Богомил Райнов
ИНСПЕКТОР И НОЧЬ
О прозе Богомила Райнова
Круг творческих интересов Богомила Райнова, одного из наиболее ярких представителей современной болгарской литературы, необыкновенно широк. Будучи профессором Софийского высшего института изобразительных искусств, он публикует монографии и критические статьи, освещает в ряде очерков и статей вопросы эстетики и теории искусства. Б.Райнов известен и как киносценарист и драматург. Важное место в творчестве Богомила Райнова занимают его исследования, в которых он разбивает буржуазные эстетические позиции — «Художественное мастерство», «Чёрный роман» и «Эрос и Танатос».
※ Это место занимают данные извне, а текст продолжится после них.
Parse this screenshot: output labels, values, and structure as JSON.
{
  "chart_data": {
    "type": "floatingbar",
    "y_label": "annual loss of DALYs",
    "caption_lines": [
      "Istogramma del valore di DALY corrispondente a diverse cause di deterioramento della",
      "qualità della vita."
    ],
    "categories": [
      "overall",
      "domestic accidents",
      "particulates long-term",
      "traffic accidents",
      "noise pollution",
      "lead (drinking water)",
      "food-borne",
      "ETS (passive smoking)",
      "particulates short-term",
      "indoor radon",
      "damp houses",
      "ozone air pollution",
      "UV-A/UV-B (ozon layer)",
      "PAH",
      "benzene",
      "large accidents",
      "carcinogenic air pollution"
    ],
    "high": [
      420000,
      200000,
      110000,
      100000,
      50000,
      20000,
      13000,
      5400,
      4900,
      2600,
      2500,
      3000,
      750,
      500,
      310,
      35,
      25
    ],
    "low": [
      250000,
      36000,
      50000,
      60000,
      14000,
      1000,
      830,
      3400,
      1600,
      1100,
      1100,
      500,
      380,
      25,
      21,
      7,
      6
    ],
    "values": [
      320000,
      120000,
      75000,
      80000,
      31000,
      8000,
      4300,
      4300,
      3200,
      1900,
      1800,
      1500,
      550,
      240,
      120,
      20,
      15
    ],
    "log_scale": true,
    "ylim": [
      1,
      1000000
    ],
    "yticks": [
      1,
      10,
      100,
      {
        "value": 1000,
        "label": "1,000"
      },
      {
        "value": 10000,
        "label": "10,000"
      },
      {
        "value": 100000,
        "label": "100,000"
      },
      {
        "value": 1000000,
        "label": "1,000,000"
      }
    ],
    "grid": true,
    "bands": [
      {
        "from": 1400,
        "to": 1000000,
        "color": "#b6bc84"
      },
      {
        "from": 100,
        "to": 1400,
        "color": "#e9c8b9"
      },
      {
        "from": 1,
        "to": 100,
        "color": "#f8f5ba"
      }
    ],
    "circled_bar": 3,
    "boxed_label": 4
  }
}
Богомил Райнов — не только популярный писатель, но и видный общественный деятель. Он является заместителем председателя Союза болгарских писателей, членом ЦК Болгарской коммунистической партии, членом-корреспондентом Болгарской академии наук.
Подобно писателям, принадлежащим к поколению, «рождённому в период между двумя войнами», — таким, как Валерий Петров, Александр Геров, Веселии Ханчев, Божидар Божилов, — Богомил Райнов начал свой творческий путь как поэт. И хотя критика ставит его поэтические произведения в один ряд с лучшими образцами современной болгарской лирики, славу ему приносит его проза.
В прозе Богомила Райнова живы традиции классического реализма 19 века, подтверждением чего могут служить присущее ему добросовестное изучение представляемого жизнью «материала» склонность к тонкому психологическому анализу характеров, строгая социальная определённость образов, «флоберовское» построение фразы.
Круг беллетристических тем Богомила Райнова можно разделить — тематически, а в некоторой степени и хронологически, — на три части. Первая — это его «парижская проза», или рассказы и новеллы о жизни за рубежом, собранные в книгах: «Человек на углу» (1958 г.), «Дождливый вечер» (1961 г.), «Ночные бульвары» (1963 г.). К этому циклу относится и его новелла об алжирском движении Сопротивления «Как только мы можем умирать». Во вторую часть вошли приключенческие повести и романы писателя главным героем одной серии которых является инспектор милиции («Инспектор и ночь», «Человек возвращается из прошлого» и «Бразильская мелодия»), а главным героем другой серии контрразведчик Эмиль Боев («Господин Никто», «Нет ничего лучшего, чем плохая погода», «Реквием одной негодяйке»). Указанные произведения, как и книги других современных болгарских «классиков» этого жанра (Андрея Гуляшки, Павла Вежинова), отличаются не только занимательностью; в них мы находим верную обрисовку социальных явлении опирающуюся на изощрённую наблюдательность и психологизм.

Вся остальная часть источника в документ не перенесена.